Mothers make mistakes too
Most of us Asian children grew up hearing that phrase “Clean your plate!” often prefaced by “Don’t you dare leave the table until...” The message that we’re lucky to have decent meals and that leaving behind uneaten portions is wasteful and disrespectful has become so ingrained in most of us that we carry on the habit of wiping everything off our plates (and sometimes, off our partner’s plate too!) right until our adulthood.
Isn’t it any wonder that obesity is a problem among adults these days, and even for some children? Nevertheless, we’re all thankful for mums who slave away in the kitchen to ensure we get our meals but say “nay” to finishing up everything and instead, encourage eating in moderation and healthy balanced diets.
BOYS WILL BE BOYS Ah yes. Ever wondered why there were two sets of rules governing girls and boys during our growing up years? Boys could get away with rough horseplay, dirty clothes, no household chores and later curfews. After all, they’re boys and therefore, some rules don’t apply to them.
God forbid if girls trail in mud in the house looking like the swamp thing after playing with their friends, prefer trucks to dolls, fail to make their beds in the mornings or do the dishes.
A new study from Netmums, a website for parents in the UK, reveals that 88 per cent of mums admitted that they treated their sons and daughters differently despite thinking that this was wrong. Most worrying of all, mothers are twice as likely to admit to being more critical of their daughters than their sons.
When mamas attribute bad behaviour to “they’re just being boys”, they’re unknowingly removing personal responsibility out of the equation. Children need to be held accountable for their actions, taught that both sexes are equally empowered to achieve anything they want to, and that the same rules apply to both boys and girls in order to counteract the negative messages that society sometimes send. We’re grateful that mummies love their children unconditionally and want only the best for them, but say “nay” to gender biasness when it comes to raising boys and girls.
GET YOUR AMBITION IN ORDER!
Who isn’t familiar with the “doctor, lawyer, engineer” expectations most old-school Asian mums drill into their children while growing up?

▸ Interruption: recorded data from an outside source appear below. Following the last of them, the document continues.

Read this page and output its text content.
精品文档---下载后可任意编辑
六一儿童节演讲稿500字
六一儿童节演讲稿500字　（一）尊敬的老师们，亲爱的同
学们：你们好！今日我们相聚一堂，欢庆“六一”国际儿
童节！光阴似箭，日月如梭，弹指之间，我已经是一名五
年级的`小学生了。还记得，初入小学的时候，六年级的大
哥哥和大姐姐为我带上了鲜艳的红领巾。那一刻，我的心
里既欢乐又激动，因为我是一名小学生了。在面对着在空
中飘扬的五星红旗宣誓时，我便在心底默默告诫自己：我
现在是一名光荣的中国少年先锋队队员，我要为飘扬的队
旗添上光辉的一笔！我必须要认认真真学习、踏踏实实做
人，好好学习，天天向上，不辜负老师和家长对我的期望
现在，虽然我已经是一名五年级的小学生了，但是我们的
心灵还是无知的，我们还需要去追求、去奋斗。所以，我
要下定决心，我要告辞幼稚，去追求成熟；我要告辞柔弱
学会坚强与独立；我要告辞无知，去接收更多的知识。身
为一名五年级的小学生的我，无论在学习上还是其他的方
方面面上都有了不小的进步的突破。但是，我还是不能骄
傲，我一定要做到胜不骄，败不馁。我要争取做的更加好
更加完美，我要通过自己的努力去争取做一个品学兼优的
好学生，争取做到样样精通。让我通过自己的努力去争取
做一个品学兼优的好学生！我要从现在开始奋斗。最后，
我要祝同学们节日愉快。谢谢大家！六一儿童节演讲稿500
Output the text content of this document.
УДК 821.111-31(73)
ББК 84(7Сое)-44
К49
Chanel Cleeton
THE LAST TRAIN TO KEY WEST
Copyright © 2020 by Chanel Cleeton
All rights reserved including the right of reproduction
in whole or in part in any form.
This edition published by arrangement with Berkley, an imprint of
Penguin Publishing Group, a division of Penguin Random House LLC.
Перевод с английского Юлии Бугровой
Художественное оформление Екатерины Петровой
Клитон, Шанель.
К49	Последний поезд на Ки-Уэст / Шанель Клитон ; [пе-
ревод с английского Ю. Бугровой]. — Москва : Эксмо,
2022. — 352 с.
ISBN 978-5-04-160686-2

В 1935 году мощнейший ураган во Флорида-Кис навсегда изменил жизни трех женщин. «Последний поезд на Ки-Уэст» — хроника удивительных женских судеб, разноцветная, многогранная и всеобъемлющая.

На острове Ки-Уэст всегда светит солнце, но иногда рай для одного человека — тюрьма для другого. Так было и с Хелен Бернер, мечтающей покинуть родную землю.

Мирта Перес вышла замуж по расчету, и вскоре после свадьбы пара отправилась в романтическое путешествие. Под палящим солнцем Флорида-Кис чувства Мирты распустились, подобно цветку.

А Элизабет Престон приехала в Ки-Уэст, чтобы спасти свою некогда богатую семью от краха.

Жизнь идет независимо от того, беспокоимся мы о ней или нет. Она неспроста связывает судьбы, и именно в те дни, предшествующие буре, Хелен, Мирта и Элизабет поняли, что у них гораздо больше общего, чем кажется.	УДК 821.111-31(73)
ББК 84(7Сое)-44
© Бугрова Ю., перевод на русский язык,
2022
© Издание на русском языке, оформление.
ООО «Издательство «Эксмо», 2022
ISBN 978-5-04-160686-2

You want to be a hairdresser? “Over my dead body!” screeches mummy as she waves the science book in front of you.
It’s all too common to have mummies (and even daddies actually) force their children into meeting their expectations and not necessarily what the children would want to actually do themselves. Perhaps it’s the idea that these professions are viewed as jobs favoured by the upper echelons of society. Most parents in the past came from poorer backgrounds and struggled to give their children a decent education. Perhaps it’s that struggle that drives mothers to ensure that children lack nothing and that they should be given the best opportunities to go further.
However, to pressure a child into studying or considering a profession that he or she isn’t cut out for could merely ensure his or her failure at it. There’s already enough pressure posed by the world out there that you don’t really need more in the form of mum’s lofty expectations at home. And sometimes, your child can be the best hairdresser there is and achieve great success through his or her passion.
So yes, we all have our mums who with their quirks, have sometimes doled out dodgy advice or counsel that we recognise doesn’t necessarily qualify as words of wisdom.
However, we’ve all turned out fine in the end despite the mistakes and fumbles that our very human mothers make. Perhaps it’s because we recognise that their actions, however misguided, have been backed by an undeniable emotion which has kept families together no matter the challenges that come with raising children. It’s called love.